Кот Василий, чувствуя моё смятение, стоило мне лечь на кровать, тут же уселся мне на грудь, и свернувшись клубком, затарахтел как трактор, пытаясь меня успокоить. Я усмехнулся его попыткам, мол, «старайся, старайся, меня так просто не проймёшь». Однако и сам не заметил, как провалился в глубокий сон без сновидений.
На следующее утро, как мы и предполагали, было затишье. По крайней мере, новой попытки атаки не последовало. Зато к обеду на горизонте появились три бомбардировщика. Вот тогда и началось веселье.
Тышкевич даже радиографировал, что, мол, «всё, отвоевались, прощайте, не держите зла, мы будем стоять до последнего». Однако, как ни странно, бомбардировка крепости навредить не смогла — стены и перекрытия выдержали, а солдаты не потеряли силы духа. Многие в боевом порыве высыпали под небо и винтовочными залпами встречали кружащие в небе самолёты.

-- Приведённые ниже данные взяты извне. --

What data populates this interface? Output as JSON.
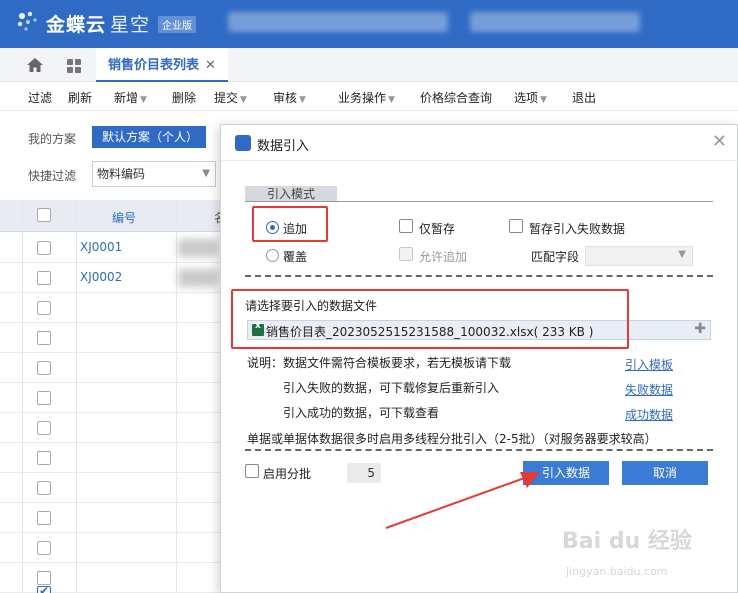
{
  "header": {
    "brand": "金蝶云",
    "brand_sub": "星空",
    "edition": "企业版"
  },
  "tabs": {
    "active_label": "销售价目表列表",
    "close_symbol": "✕"
  },
  "toolbar": {
    "items": [
      "过滤",
      "刷新",
      "新增",
      "删除",
      "提交",
      "审核",
      "业务操作",
      "价格综合查询",
      "选项",
      "退出"
    ]
  },
  "filter": {
    "scheme_label": "我的方案",
    "scheme_value": "默认方案（个人）",
    "quick_label": "快捷过滤",
    "quick_value": "物料编码"
  },
  "grid": {
    "col_code": "编号",
    "col_name": "名",
    "rows": [
      {
        "code": "XJ0001"
      },
      {
        "code": "XJ0002"
      }
    ]
  },
  "dialog": {
    "title": "数据引入",
    "close_symbol": "✕",
    "mode_section": "引入模式",
    "opt_append": "追加",
    "opt_overwrite": "覆盖",
    "opt_temp_save": "仅暂存",
    "opt_temp_fail": "暂存引入失败数据",
    "opt_allow_append": "允许追加",
    "match_field_label": "匹配字段",
    "file_label": "请选择要引入的数据文件",
    "file_name": "销售价目表_2023052515231588_100032.xlsx( 233 KB )",
    "note_1": "说明：数据文件需符合模板要求，若无模板请下载",
    "note_2": "引入失败的数据，可下载修复后重新引入",
    "note_3": "引入成功的数据，可下载查看",
    "link_template": "引入模板",
    "link_fail": "失败数据",
    "link_success": "成功数据",
    "note_batch": "单据或单据体数据很多时启用多线程分批引入（2-5批）（对服务器要求较高）",
    "enable_batch_label": "启用分批",
    "batch_value": "5",
    "btn_import": "引入数据",
    "btn_cancel": "取消"
  },
  "watermark": {
    "main": "Bai du 经验",
    "sub": "jingyan.baidu.com"
  },
  "colors": {
    "brand": "#2f6bc5",
    "highlight": "#e53935"
  }
}
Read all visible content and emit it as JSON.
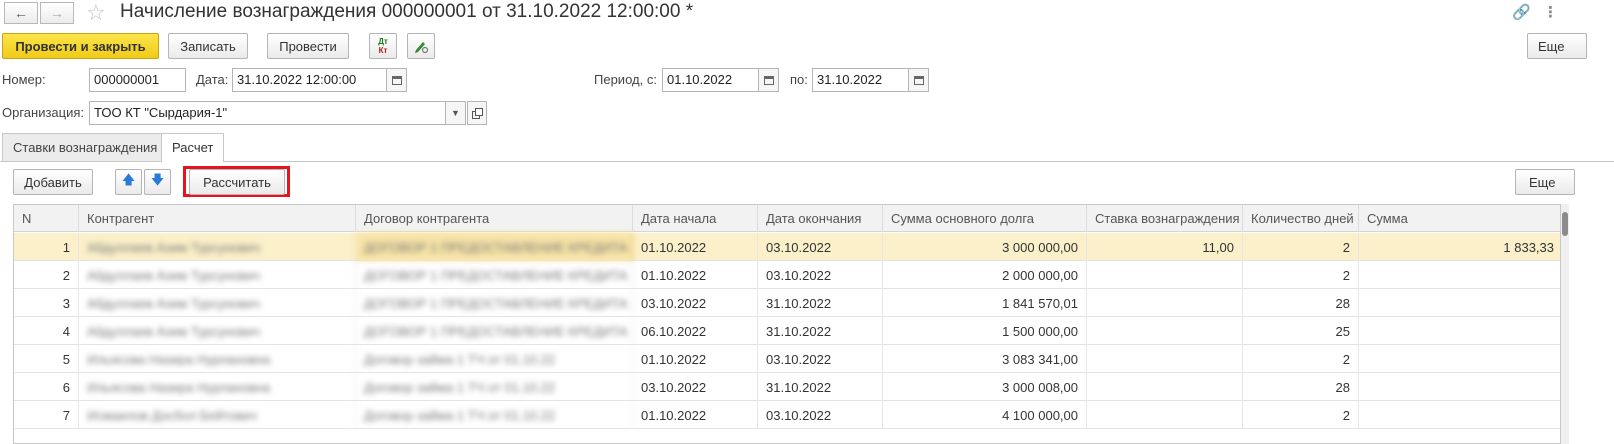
{
  "titlebar": {
    "back_icon": "←",
    "forward_icon": "→",
    "star_icon": "☆",
    "title": "Начисление вознаграждения 000000001 от 31.10.2022 12:00:00 *",
    "link_icon": "🔗",
    "menu_icon": "⋮"
  },
  "toolbar": {
    "post_close": "Провести и закрыть",
    "save": "Записать",
    "post": "Провести",
    "dt_kt_top": "Дт",
    "dt_kt_bottom": "Кт",
    "more": "Еще"
  },
  "form": {
    "number_label": "Номер:",
    "number_value": "000000001",
    "date_label": "Дата:",
    "date_value": "31.10.2022 12:00:00",
    "period_label": "Период, с:",
    "period_from": "01.10.2022",
    "period_to_label": "по:",
    "period_to": "31.10.2022",
    "org_label": "Организация:",
    "org_value": "ТОО КТ \"Сырдария-1\""
  },
  "tabs": [
    {
      "label": "Ставки вознаграждения"
    },
    {
      "label": "Расчет"
    }
  ],
  "table_toolbar": {
    "add": "Добавить",
    "up_icon": "🡅",
    "down_icon": "🡇",
    "calculate": "Рассчитать",
    "more": "Еще"
  },
  "table": {
    "columns": [
      "N",
      "Контрагент",
      "Договор контрагента",
      "Дата начала",
      "Дата окончания",
      "Сумма основного долга",
      "Ставка вознаграждения",
      "Количество дней",
      "Сумма"
    ],
    "rows": [
      {
        "n": "1",
        "kontragent": "Абдуллаев Азим Турсунович",
        "dogovor": "ДОГОВОР 1 ПРЕДОСТАВЛЕНИЕ КРЕДИТА",
        "start": "01.10.2022",
        "end": "03.10.2022",
        "debt": "3 000 000,00",
        "rate": "11,00",
        "days": "2",
        "sum": "1 833,33"
      },
      {
        "n": "2",
        "kontragent": "Абдуллаев Азим Турсунович",
        "dogovor": "ДОГОВОР 1 ПРЕДОСТАВЛЕНИЕ КРЕДИТА",
        "start": "01.10.2022",
        "end": "03.10.2022",
        "debt": "2 000 000,00",
        "rate": "",
        "days": "2",
        "sum": ""
      },
      {
        "n": "3",
        "kontragent": "Абдуллаев Азим Турсунович",
        "dogovor": "ДОГОВОР 1 ПРЕДОСТАВЛЕНИЕ КРЕДИТА",
        "start": "03.10.2022",
        "end": "31.10.2022",
        "debt": "1 841 570,01",
        "rate": "",
        "days": "28",
        "sum": ""
      },
      {
        "n": "4",
        "kontragent": "Абдуллаев Азим Турсунович",
        "dogovor": "ДОГОВОР 1 ПРЕДОСТАВЛЕНИЕ КРЕДИТА",
        "start": "06.10.2022",
        "end": "31.10.2022",
        "debt": "1 500 000,00",
        "rate": "",
        "days": "25",
        "sum": ""
      },
      {
        "n": "5",
        "kontragent": "Ильясова Назира Нурлановна",
        "dogovor": "Договор займа 1 ТЧ      от 01.10.22",
        "start": "01.10.2022",
        "end": "03.10.2022",
        "debt": "3 083 341,00",
        "rate": "",
        "days": "2",
        "sum": ""
      },
      {
        "n": "6",
        "kontragent": "Ильясова Назира Нурлановна",
        "dogovor": "Договор займа 1 ТЧ      от 01.10.22",
        "start": "03.10.2022",
        "end": "31.10.2022",
        "debt": "3 000 008,00",
        "rate": "",
        "days": "28",
        "sum": ""
      },
      {
        "n": "7",
        "kontragent": "Исмаилов Досбол Бейтович",
        "dogovor": "Договор займа 1 ТЧ      от 01.10.22",
        "start": "01.10.2022",
        "end": "03.10.2022",
        "debt": "4 100 000,00",
        "rate": "",
        "days": "2",
        "sum": ""
      }
    ]
  },
  "colors": {
    "primary_button": "#f5d832",
    "selected_row": "#fbf0c9",
    "highlight_border": "#e8141b"
  }
}
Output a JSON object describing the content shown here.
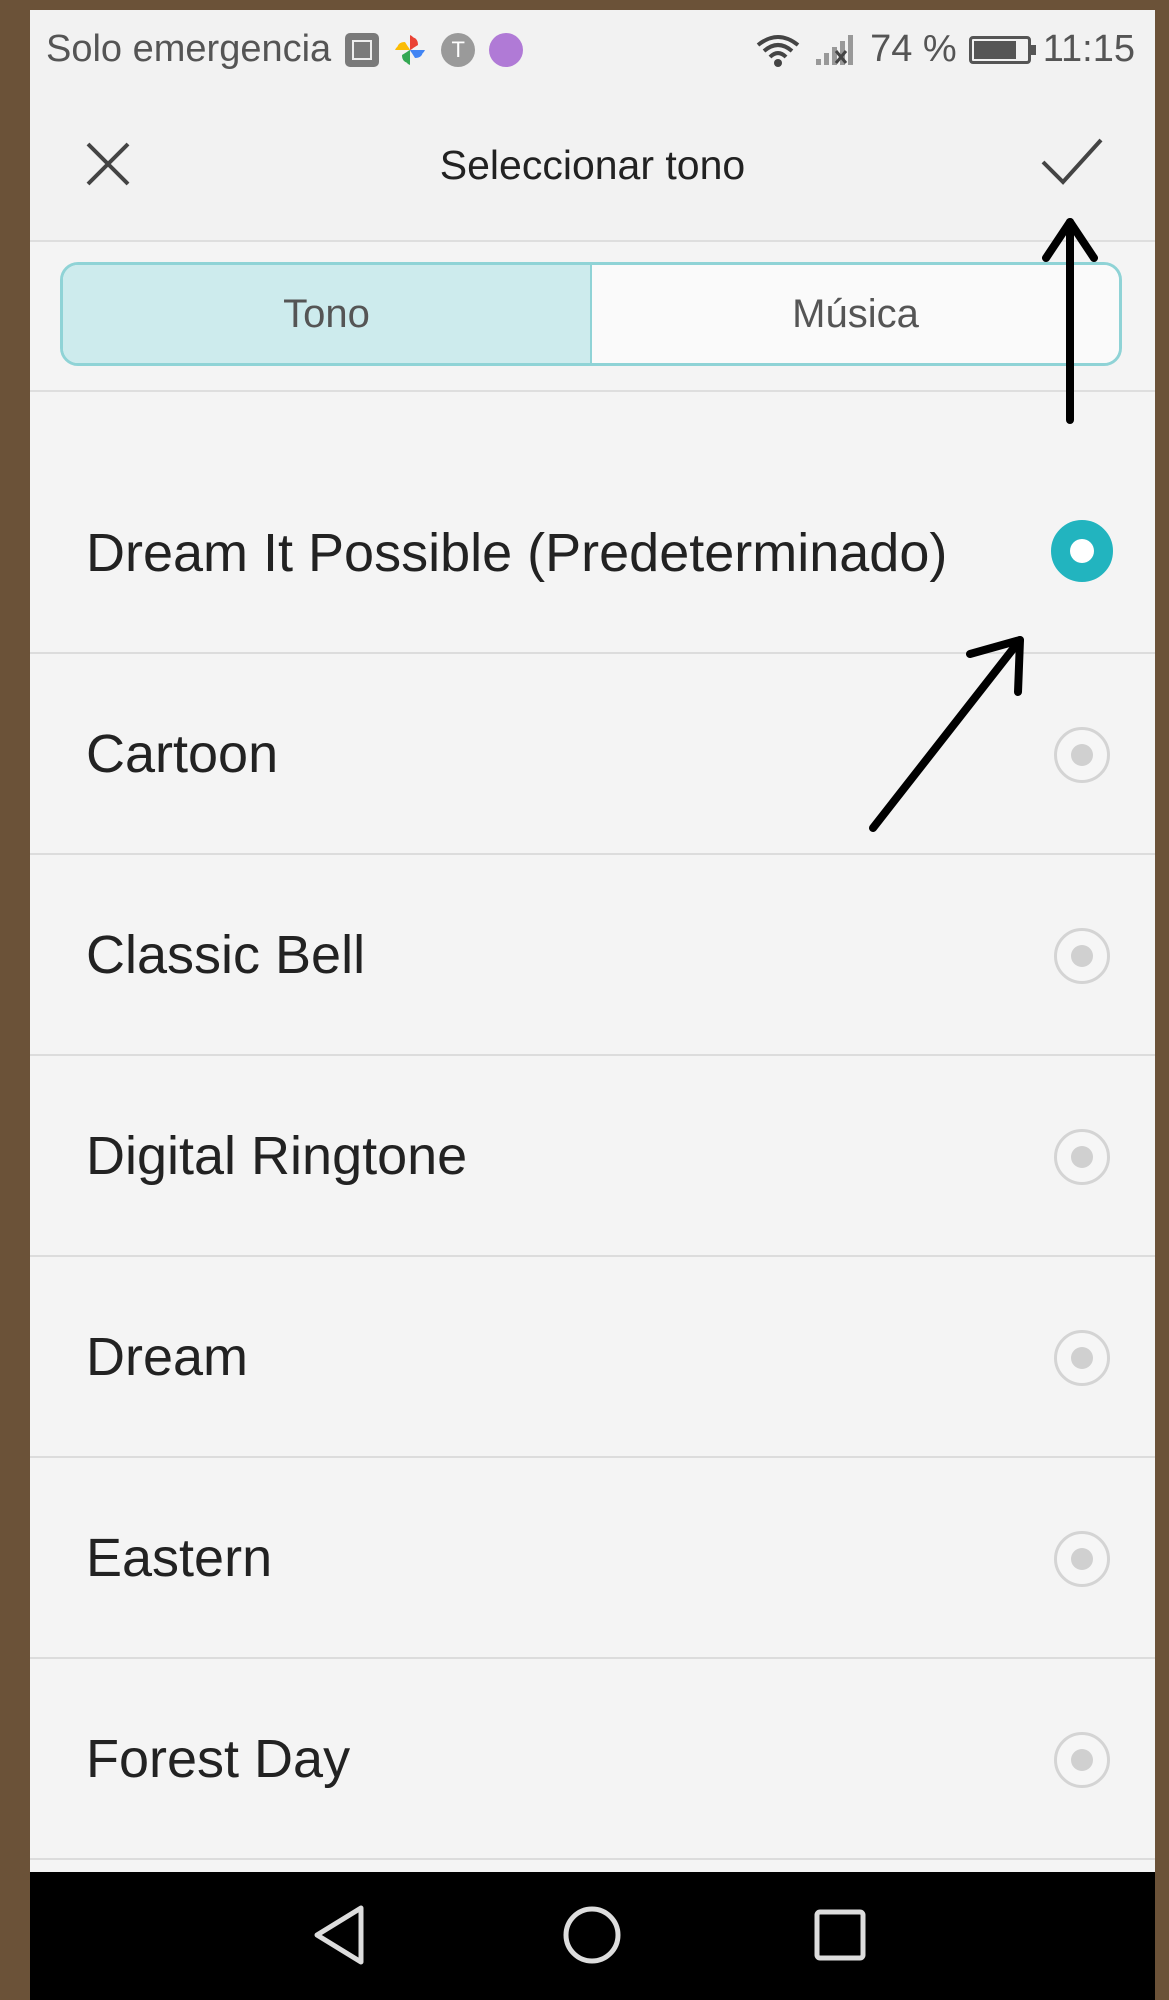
{
  "status_bar": {
    "carrier_text": "Solo emergencia",
    "battery_percent": "74 %",
    "time": "11:15",
    "icons": [
      "gallery-icon",
      "pinwheel-icon",
      "t-icon",
      "message-icon",
      "wifi-icon",
      "signal-icon",
      "battery-icon"
    ]
  },
  "header": {
    "title": "Seleccionar tono",
    "close_icon": "close-icon",
    "confirm_icon": "checkmark-icon"
  },
  "tabs": [
    {
      "label": "Tono",
      "active": true
    },
    {
      "label": "Música",
      "active": false
    }
  ],
  "ringtones": [
    {
      "label": "Dream It Possible (Predeterminado)",
      "selected": true
    },
    {
      "label": "Cartoon",
      "selected": false
    },
    {
      "label": "Classic Bell",
      "selected": false
    },
    {
      "label": "Digital Ringtone",
      "selected": false
    },
    {
      "label": "Dream",
      "selected": false
    },
    {
      "label": "Eastern",
      "selected": false
    },
    {
      "label": "Forest Day",
      "selected": false
    }
  ],
  "nav_bar": {
    "icons": [
      "back-icon",
      "home-icon",
      "recents-icon"
    ]
  },
  "colors": {
    "accent": "#22b4bf",
    "tab_active_bg": "#cdebed",
    "tab_border": "#8fd3d6",
    "frame": "#6b5238"
  }
}
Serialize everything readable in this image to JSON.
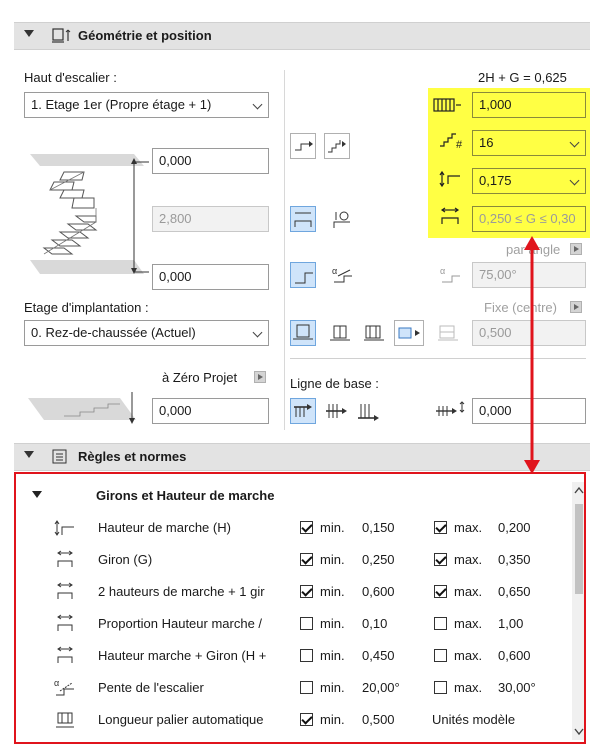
{
  "section1": {
    "title": "Géométrie et position",
    "icon": "stair-geometry-icon"
  },
  "left": {
    "top_level_label": "Haut d'escalier :",
    "top_level_value": "1. Etage 1er (Propre étage + 1)",
    "height_top": "0,000",
    "height_total": "2,800",
    "height_bottom": "0,000",
    "home_level_label": "Etage d'implantation :",
    "home_level_value": "0. Rez-de-chaussée (Actuel)",
    "ref_label": "à Zéro Projet",
    "ref_value": "0,000"
  },
  "right": {
    "formula": "2H + G = 0,625",
    "flight_length": "1,000",
    "risers": "16",
    "riser_height": "0,175",
    "tread_range": "0,250 ≤ G ≤ 0,30",
    "by_angle": "par angle",
    "angle": "75,00°",
    "fixed_center": "Fixe (centre)",
    "width": "0,500",
    "baseline_label": "Ligne de base :",
    "baseline_value": "0,000"
  },
  "section2": {
    "title": "Règles et normes",
    "icon": "rules-icon"
  },
  "rules": {
    "group_title": "Girons et Hauteur de marche",
    "rows": [
      {
        "name": "Hauteur de marche (H)",
        "min_checked": true,
        "min_label": "min.",
        "min": "0,150",
        "max_checked": true,
        "max_label": "max.",
        "max": "0,200"
      },
      {
        "name": "Giron (G)",
        "min_checked": true,
        "min_label": "min.",
        "min": "0,250",
        "max_checked": true,
        "max_label": "max.",
        "max": "0,350"
      },
      {
        "name": "2 hauteurs de marche + 1 gir",
        "min_checked": true,
        "min_label": "min.",
        "min": "0,600",
        "max_checked": true,
        "max_label": "max.",
        "max": "0,650"
      },
      {
        "name": "Proportion Hauteur marche /",
        "min_checked": false,
        "min_label": "min.",
        "min": "0,10",
        "max_checked": false,
        "max_label": "max.",
        "max": "1,00"
      },
      {
        "name": "Hauteur marche + Giron (H +",
        "min_checked": false,
        "min_label": "min.",
        "min": "0,450",
        "max_checked": false,
        "max_label": "max.",
        "max": "0,600"
      },
      {
        "name": "Pente de l'escalier",
        "min_checked": false,
        "min_label": "min.",
        "min": "20,00°",
        "max_checked": false,
        "max_label": "max.",
        "max": "30,00°"
      },
      {
        "name": "Longueur palier automatique",
        "min_checked": true,
        "min_label": "min.",
        "min": "0,500",
        "units": "Unités modèle"
      }
    ]
  },
  "colors": {
    "highlight": "#ffff44",
    "annotation": "#e0141c",
    "selected": "#cfe4fa"
  }
}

Пушки использовать в качестве зенитных орудий так и не смогли. Очень уж непросто было из них целиться. Я уж не знаю, какие силы благоволили Тышкевичу и солдатам, оставшимся с ним, но они каким-то образом умудрились даже вывести двигатель одного из бомбардировщиков, вследствие чего самолёт рухнул. Безусловно, это ничем иным, как чудом не назовёшь, и солдатам можно только поаплодировать.
Однако на лицах генералов и министров застыли напряжённые лица.
— Не перебьют же они все самолёты из винтовок! — буркнул Рокоссовский.
Сразу после авиаудара была предпринята ещё одна попытка штурма, на этот раз сопровождаемая миномётным огнём, что накрыл своими снарядами крепость и предполагаемые места размещения ДОТов и ДЗОТов. Но и здесь Тышкевич не потерял силы духа и предпринял отчаянный шаг. В обход вражеских сил выдвинулся отряд солдат, которые умудрились выйти в тыл противника и успешно контратаковать. В итоге смогли вывести из строя ещё два танка и уничтожить до двух взводов противника и вывести из строя немецкие минометы.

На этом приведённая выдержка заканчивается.